School walk 'unsafe' for Humphrey Perkins pupils

Humphrey Perkins School
Image caption Humphrey Perkins School has 51 pupils who travel three miles from Sileby

Pupils expected to walk a "dangerous" route to school will test out a train service on Monday for the first time.

It comes after Leicestershire County Council withdrew the free bus for children in Sileby who attend Humphrey Perkins School, in Barrow Upon Soar.

The council decided the three-mile walk between the villages was safe after it cut back overgrown foliage which forced children to walk in the road.

But head teacher Peter Nutkins said the route was still "extremely dangerous".

'Just crazy'

Mr Nutkins said: "They are arguing it is reasonably safe. However, when I walked it with David Parsons, the leader of the council, it took us an hour and a quarter, along a busy road.

"There are pavements less than a metre wide, pot holes, ditches, and that is what the local authority says is reasonable for our children to walk on.
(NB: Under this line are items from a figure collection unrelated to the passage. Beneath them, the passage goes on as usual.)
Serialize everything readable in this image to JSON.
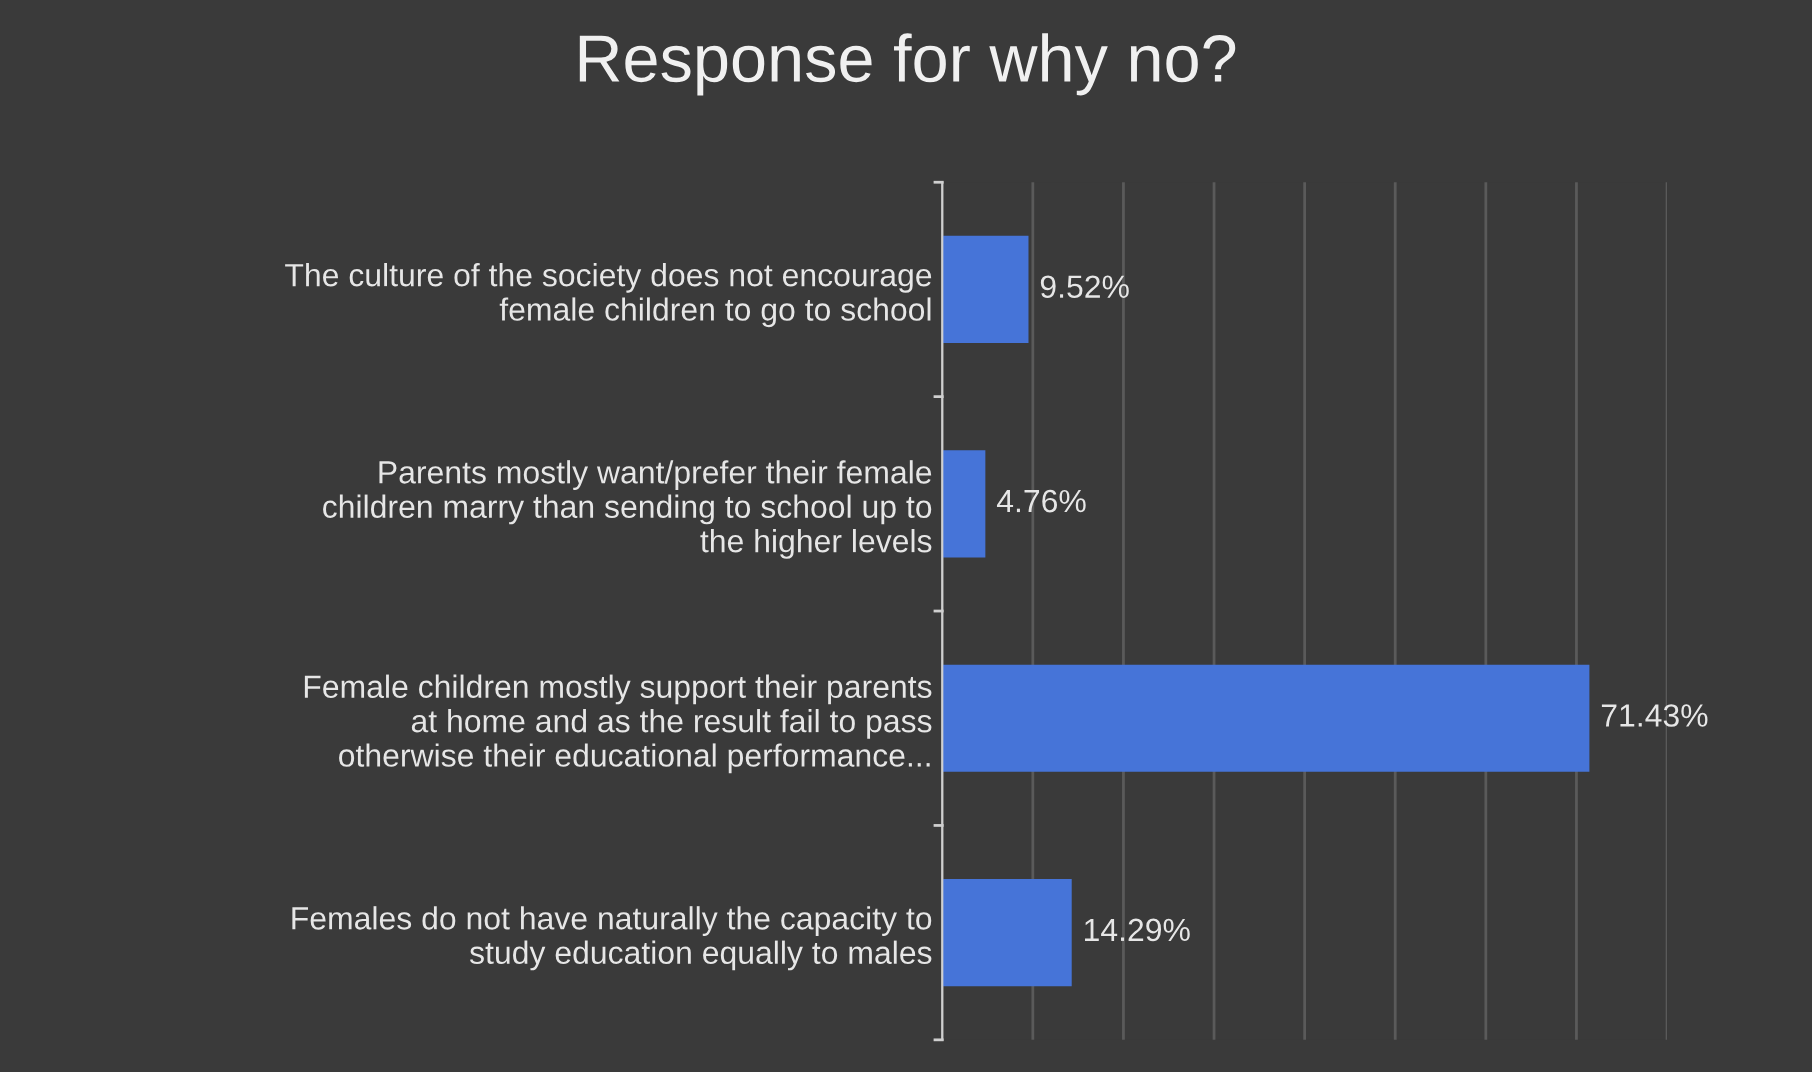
{
  "chart_data": {
    "type": "bar",
    "orientation": "horizontal",
    "title": "Response for why no?",
    "categories": [
      "The culture of the society does not encourage\nfemale children to go to school",
      "Parents mostly want/prefer their female\nchildren marry than sending to school up to\nthe higher levels",
      "Female children mostly support their parents\nat home and as the result fail to pass\notherwise their educational performance...",
      "Females do not have naturally the capacity to\nstudy education equally to males"
    ],
    "values": [
      9.52,
      4.76,
      71.43,
      14.29
    ],
    "value_labels": [
      "9.52%",
      "4.76%",
      "71.43%",
      "14.29%"
    ],
    "color": "#4674d8",
    "xlim": [
      0,
      80
    ],
    "xticks": [
      {
        "value": 0,
        "label": null
      },
      {
        "value": 10,
        "label": null
      },
      {
        "value": 20,
        "label": null
      },
      {
        "value": 30,
        "label": null
      },
      {
        "value": 40,
        "label": null
      },
      {
        "value": 50,
        "label": null
      },
      {
        "value": 60,
        "label": null
      },
      {
        "value": 70,
        "label": null
      },
      {
        "value": 80,
        "label": null
      }
    ],
    "grid": "x",
    "tick_labels": "y"
  }
}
It's just crazy."

The school has 900 pupils and 51 of those live in Sileby.

For decades Sileby pupils were able to get a free bus to school, because Leicestershire County Council has to provide transport for pupils who live more than a three-mile walk from their nearest school.

However, the council re-measured the route about 18 months ago and found that it was slightly shorter than three miles.

Foliage trimmed

The council continued to provide transport because of foliage over footpaths which meant children would have to walk in the road for part of the journey, making it unsafe.

But the authority trimmed back the foliage last summer, re-assessed the route as safe, and the free bus service ended when the pupils broke up for Christmas.

Mr Nutkins has now negotiated a deal with East Midlands Trains allowing the pupils to travel between Sileby and Barrow for about 50p per day. Normally a return ticket for a child would cost £1.10.

The school may move its school day back by half an hour in order to better accommodate train times.

Mr Nutkins said: "We will have to consult the parents but it's something I'm prepared to do."

David Parsons, leader of Leicestershire County Council, said: "We take safety issues seriously and have carried out three thorough assessments, including one after the clocks went back. We understand the worries of parents but would stress that these show there is a suitable walking route."